IA descobre a comunicação secreta dos microbios intestinais

IA descobre a comunicação secreta dos microbios intestinais

As bactérias intestinais desempenham um papel fundamental na saúde humana, influenciando tudo, desde a digestão até a imunidade e o humor. No entanto, a complexidade do microbioma é impressionante. O número de espécies bacterianas e suas interações com a química humana tornaram difícil para os cientistas compreenderem totalmente seus efeitos. Em um passo inovador, pesquisadores da Universidade de Tóquio aplicaram um tipo de inteligência artificial conhecida como rede neural bayesiana para estudar as bactérias intestinais. O objetivo era descobrir conexões que os métodos tradicionais de análise de dados costumam perder.

Enquanto o corpo humano contém aproximadamente 30 a 40 trilhões de células humanas, apenas os intestinos abrigam cerca de 100 trilhões de células bacterianas. Em outras palavras, carregamos mais células bacterianas do que nossas próprias. Esses micróbios não estão apenas envolvidos na digestão; eles também produzem e modificam milhares de compostos chamados metabólitos. Essas pequenas moléculas atuam como mensageiros químicos, circulando pelo corpo e influenciando o metabolismo, a imunidade e até a função cerebral. Compreender como bactérias específicas produzem determinados metabólitos pode desbloquear novas formas de apoiar a saúde geral.

Mapeando o Enigma Microbiano

“O problema é que estamos apenas começando a entender quais bactérias produzem quais metabólitos humanos e como essas relações mudam em diferentes doenças,” explicou o pesquisador do projeto Tung Dang, do laboratório Tsunoda no Departamento de Ciências Biológicas. “Ao mapear com precisão essas relações entre bactérias e produtos químicos, poderíamos potencialmente desenvolver tratamentos personalizados. Imagine poder cultivar uma bactéria específica para produzir metabólitos humanos benéficos ou desenhar terapias direcionadas que modificam esses metabólitos para tratar doenças.”

O principal desafio reside na enorme escala dos dados. Com inúmeras bactérias e metabólitos interagindo de maneiras complexas, identificar padrões significativos é extremamente difícil. Para enfrentar isso, Dang e sua equipe recorreram a métodos avançados de inteligência artificial (IA).

O sistema deles, chamado VBayesMM, utiliza uma abordagem bayesiana para detectar quais grupos bacterianos influenciam significativamente determinados metabólitos. Ele também mede a incerteza em suas previsões, ajudando a evitar conclusões excessivamente confiantes, mas incorretas. “Quando testado com dados reais de estudos sobre distúrbios do sono, obesidade e câncer, nossa abordagem superou consistentemente os métodos existentes e identificou famílias bacterianas específicas que se alinham com processos biológicos conhecidos,” disse Dang. “[Isso dá] confiança de que descobre relações biológicas reais, em vez de padrões estatísticos sem significado.”

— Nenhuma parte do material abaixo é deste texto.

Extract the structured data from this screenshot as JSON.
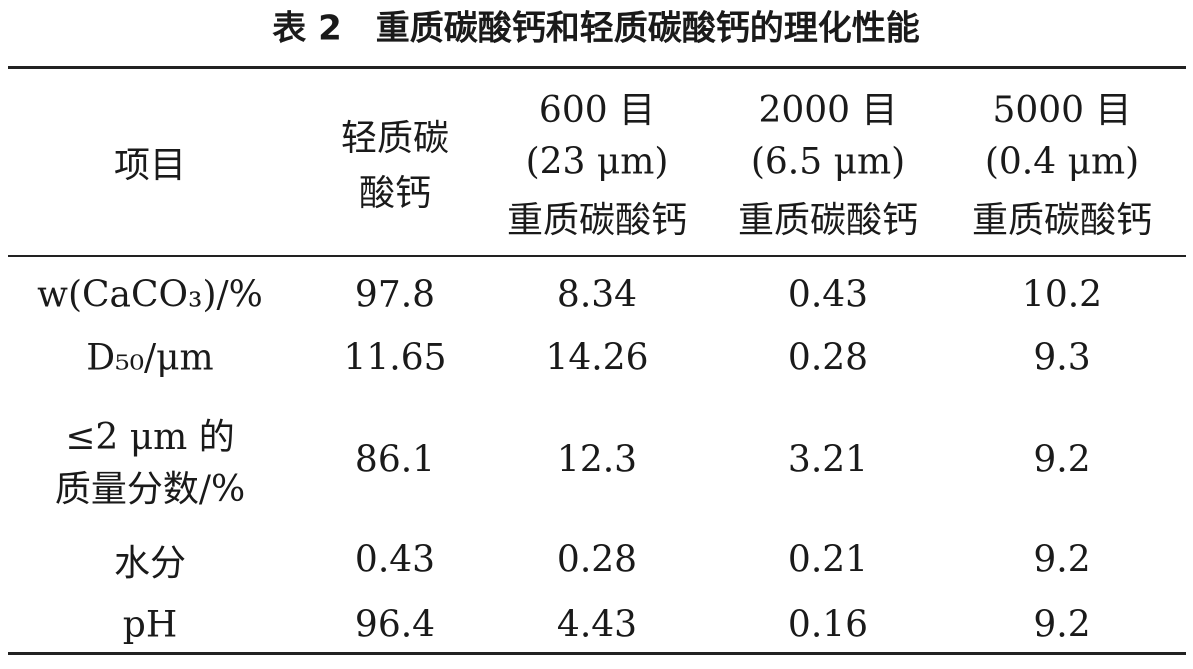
{
  "title": "表 2　重质碳酸钙和轻质碳酸钙的理化性能",
  "table": {
    "header": [
      [
        "项目"
      ],
      [
        "轻质碳",
        "酸钙"
      ],
      [
        "600 目",
        "(23 μm)",
        "重质碳酸钙"
      ],
      [
        "2000 目",
        "(6.5 μm)",
        "重质碳酸钙"
      ],
      [
        "5000 目",
        "(0.4 μm)",
        "重质碳酸钙"
      ]
    ],
    "rows": [
      [
        [
          "w(CaCO₃)/%"
        ],
        "97.8",
        "8.34",
        "0.43",
        "10.2"
      ],
      [
        [
          "D₅₀/μm"
        ],
        "11.65",
        "14.26",
        "0.28",
        "9.3"
      ],
      [
        [
          "≤2 μm 的",
          "质量分数/%"
        ],
        "86.1",
        "12.3",
        "3.21",
        "9.2"
      ],
      [
        [
          "水分"
        ],
        "0.43",
        "0.28",
        "0.21",
        "9.2"
      ],
      [
        [
          "pH"
        ],
        "96.4",
        "4.43",
        "0.16",
        "9.2"
      ]
    ]
  }
}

Compreendendo as Forças e Limitações do Sistema

Como o VBayesMM pode reconhecer e comunicar incertezas, ele fornece aos pesquisadores insights mais confiáveis do que as ferramentas anteriores. Embora seja otimizado para dados em larga escala, a análise de vastos conjuntos de dados do microbioma continua a exigir um grande poder computacional. Com o tempo, no entanto, esses custos devem diminuir à medida que o poder de processamento melhora. O sistema também funciona melhor quando há dados extensos de bactérias em comparação com dados de metabólitos; caso contrário, a precisão pode cair. Outra limitação é que o VBayesMM considera as bactérias como atores independentes, embora elas geralmente interajam em redes complexas e interdependentes.

“Planejamos trabalhar com conjuntos de dados químicos mais abrangentes que capturem toda a gama de produtos bacterianos, embora isso crie novos desafios para determinar se os produtos químicos vêm de bactérias, do corpo humano ou de fontes externas, como a dieta,” disse Dang. “Também pretendemos tornar o VBayesMM mais robusto ao analisar populações de pacientes diversificadas, incorporando as relações ‘familiares’ das bactérias para fazer previsões melhores e reduzir ainda mais o tempo computacional necessário para a análise. Para aplicações clínicas, o objetivo final é identificar alvos bacterianos específicos para tratamentos ou intervenções dietéticas que possam realmente ajudar os pacientes, passando da pesquisa básica para aplicações médicas práticas.”

Usando IA para navegar pelo vasto e intricado mundo dos micróbios intestinais, os pesquisadores estão se aproximando da liberação do potencial do microbioma para transformar a medicina personalizada.